Revenge of the Cookie Monster

Large technology companies have spent much of this decade transforming themselves into one-stop equipment, software and services companies.
The pace has accelerated recently with Cisco's purchase of three companies, the latest being Starent, and Dell's purchase of Perot Systems at an enormous premium to its stock market valuation.
You can also understand the purchase by Oracle of Sun Microsystems based on this simple premise.
Everyone wants to be IBM.
The key figures are at WikiInvest. IBM had a gross profit of $45.6 billion in 2008 on sales of $103.6 billion. Hewlett-Packard had by that year passed IBM in revenues, scoring $118.3 billion in sales, but bringing in gross profit of "just" $28.4 billion.
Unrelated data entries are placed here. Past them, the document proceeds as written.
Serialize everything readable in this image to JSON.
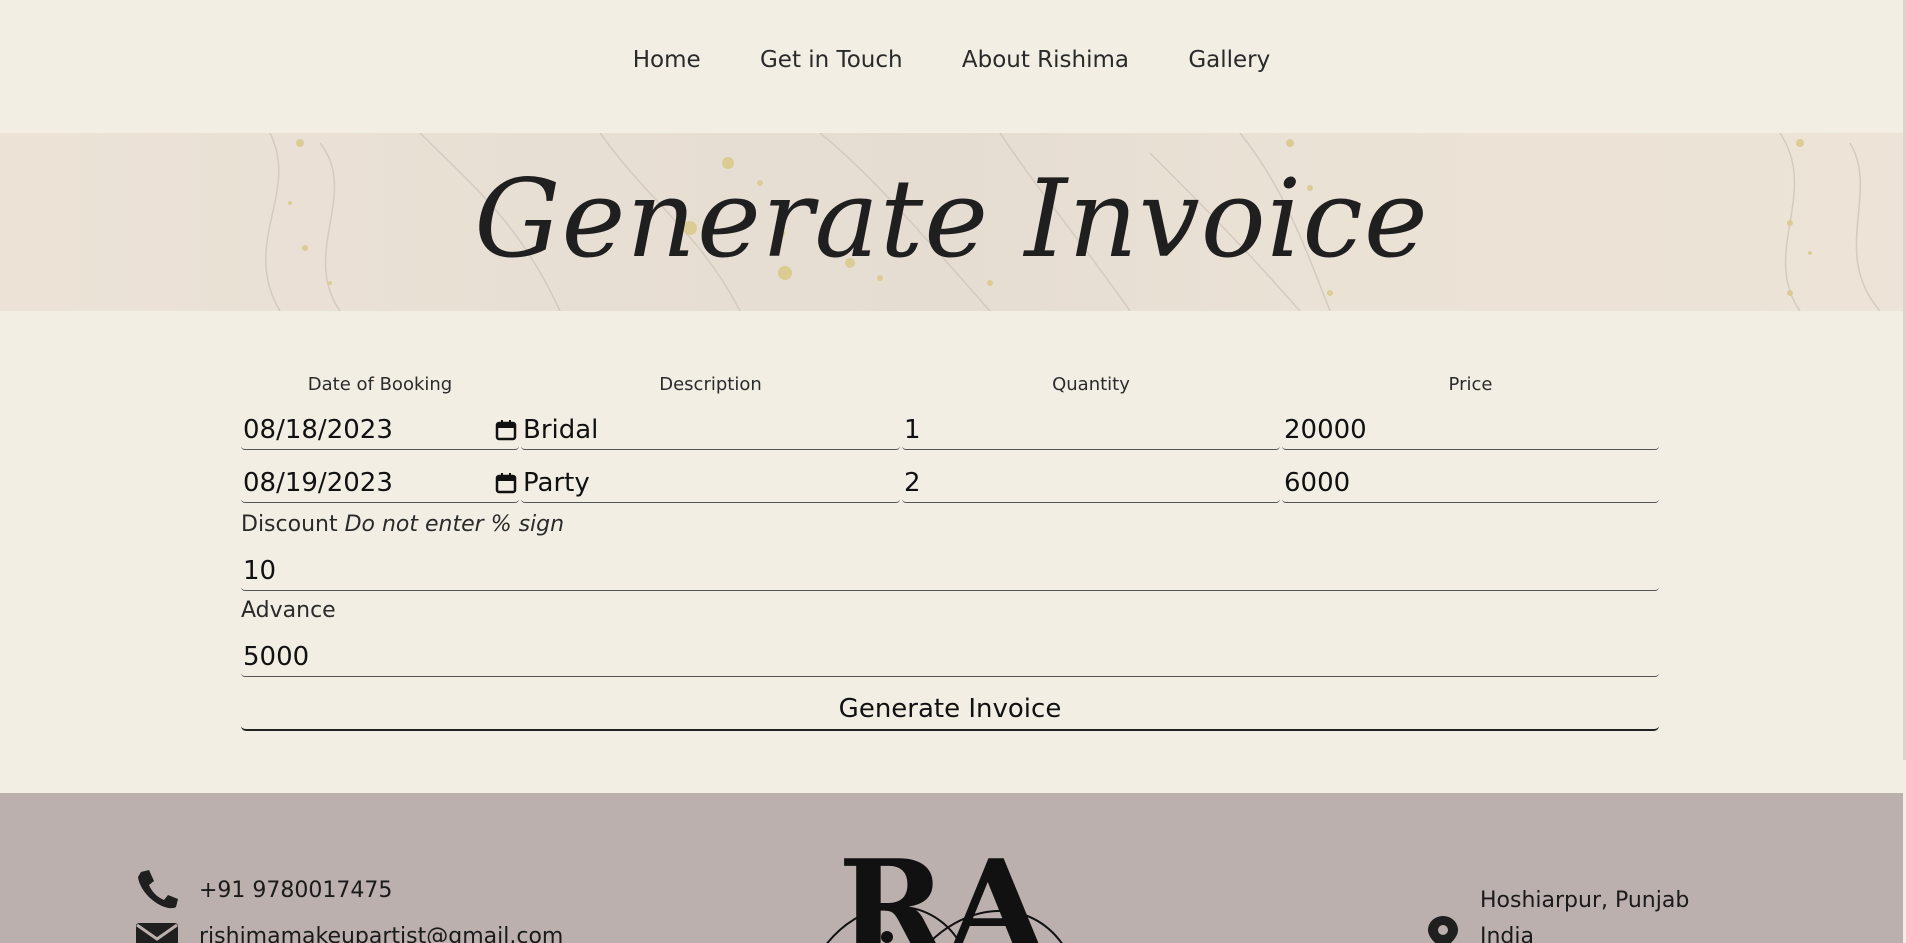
{
  "nav": {
    "items": [
      {
        "label": "Home"
      },
      {
        "label": "Get in Touch"
      },
      {
        "label": "About Rishima"
      },
      {
        "label": "Gallery"
      }
    ]
  },
  "hero": {
    "title": "Generate Invoice"
  },
  "form": {
    "columns": [
      "Date of Booking",
      "Description",
      "Quantity",
      "Price"
    ],
    "rows": [
      {
        "date": "08/18/2023",
        "description": "Bridal",
        "quantity": "1",
        "price": "20000"
      },
      {
        "date": "08/19/2023",
        "description": "Party",
        "quantity": "2",
        "price": "6000"
      }
    ],
    "discount_label": "Discount",
    "discount_hint": "Do not enter % sign",
    "discount_value": "10",
    "advance_label": "Advance",
    "advance_value": "5000",
    "submit_label": "Generate Invoice"
  },
  "footer": {
    "phone": "+91 9780017475",
    "email": "rishimamakeupartist@gmail.com",
    "location_line1": "Hoshiarpur, Punjab",
    "location_line2": "India",
    "logo_text": "RA"
  },
  "icons": {
    "phone": "phone-icon",
    "email": "envelope-icon",
    "location": "map-pin-icon",
    "calendar": "calendar-icon"
  },
  "colors": {
    "page_bg": "#f2eee3",
    "footer_bg": "#bbb0ae",
    "text": "#222222"
  }
}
HP, by then the leader in computer hardware, announced its acquisition of services powerhouse EDS in May of 2008, and completed the deal in August.
The word which comes closest to describing this mega-trend is system. The salesmen would probably say they're selling a solution, but whatever term you're using, it combines hardware, software, communications and services into one grand kabob that completely automates a very big enterprise.
Sounds easy. It is very easy to promise. But it turns out to be very hard to deliver. IBM has been working on the problem for 16 years, which is why our muppet friend is at the top of this post. (Picture from the Muppet Wiki at Wikia.) More on him later.
Take my own hometown of Atlanta for instance. I was at a community meeting last weekend where a city council candidate complained he can't download the city's finances to a spreadsheet, because its Oracle system is messed up. (My incumbent council member has made similar complaints.)
Outgoing city CFO Jim Glass is quick to defend his department, but I strongly suspect he is dealing with a classic problem of system integration -- hardware, software, and communications bought as pieces rather than a complete solution.
Such problems are not uncommon. I hear this complaint about integration constantly from people I interview, whether they're running big companies or home-based businesses.
IBM, obviously, charges big bucks to solve these problems, and they can solve the biggest of them. What Oracle, Dell, and HP are doing right now is scaling up to compete with this, adding the missing pieces to their own business puzzles.
The result will be more competition and, most likely, lower margins for suppliers but better value for us.
The man behind IBM's transformation, which everyone else is now hustling to copy, is Lou Gerstner. (The picture is from CNET.)
IBM was lagging its rivals when Gerstner became its CEO in 1993. He was known as a marketing whiz, having created the "membership has its privileges" campaign at American Express, complete with pricey gold and platinum credit cards.
Between AmEx and IBM, he ran RJR Nabisco. Hence the media's derisive nickname for him, "the cookie monster."
Gerstner later wrote a well-received memoir, Who Says Elephants Can't Dance, about his time at IBM, but I think his strategic brilliance was simple projection. He imagined what customers would want from the world's largest computer company, and focused the organization on delivering.
What we want -- all of us -- is simply that our businesses run better. Whether we're running a giant multinational or a family of four, we don't want hardware, or software, or peripherals, or communications. We want things to run better so we can concentrate on what we're doing, not how it's being done.
Because Gerstner focused IBM on that, and re-engineered the company toward that goal, all IBM's big tech rivals are now spending billions to follow his lead, 16 years later.
Oh, and the Cookie Monster himself? Wikipedia has an answer to that, too. The Muppet made his first appearance in 1967. In an IBM training video.
You see, all this really is the revenge of the Cookie Monster.